Monday, January 30, 2012

Middle School


Middle School

      I listened to the story called Middle School aired last year that was basically an interview where a host, Ira Glass, was talking to a 14-year named Annie who emailed the website with a suggestion for a show. She said she got the idea for this show because of a conversation she had with her friends earlier that day but did not want to put her name in the email because she feared being ridiculed by her fellow classmates.
 The entire interview was sound clips with some music of the interview between Glass and Annie. There were some direct quotes from Annie, but at some times Glass did summarize a response she had with an indirect quote. The music that was played was suitable for the audience this story was intended to attract.

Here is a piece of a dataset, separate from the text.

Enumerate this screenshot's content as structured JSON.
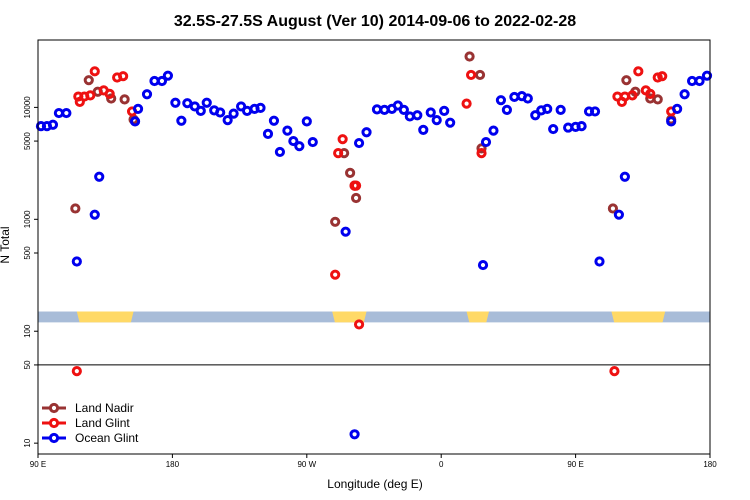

It wasn’t too childish but not too mature either.
After the interview, Glass talked to some specialists about the stage of a child’s life where they are in the middle of being an adolescent and a teenager. During this part of the audio, you heard the voices of both Glass and the specialist and some music. While she was discussing the part of a child’s life where they are acting more like children, you heard music from different famous cartoons that children watch often. But once she moved on to their earlier stages of the teen years, different music came on.
Like it said on the website campfire journalism website, dialogue allows the audience to see and hear characters interaction with one another. Instead of just using quotes form Glass’s interview with Annie and putting them in a written story, he decided to make an auditory story that allowed his audience to be able to hear first-hand exactly how she answered the questions—where she laughed, when she paused, when she got quiet. All those little things played a very important part in being able to adequately tell this story.
Later on in a different interview with a teacher talking about students during a middle school dance, you could hear in the background the kids laughing, yelling and having fun along with the music. This was a brilliant idea because everything the interviewee was talking about, we could also hear in the background.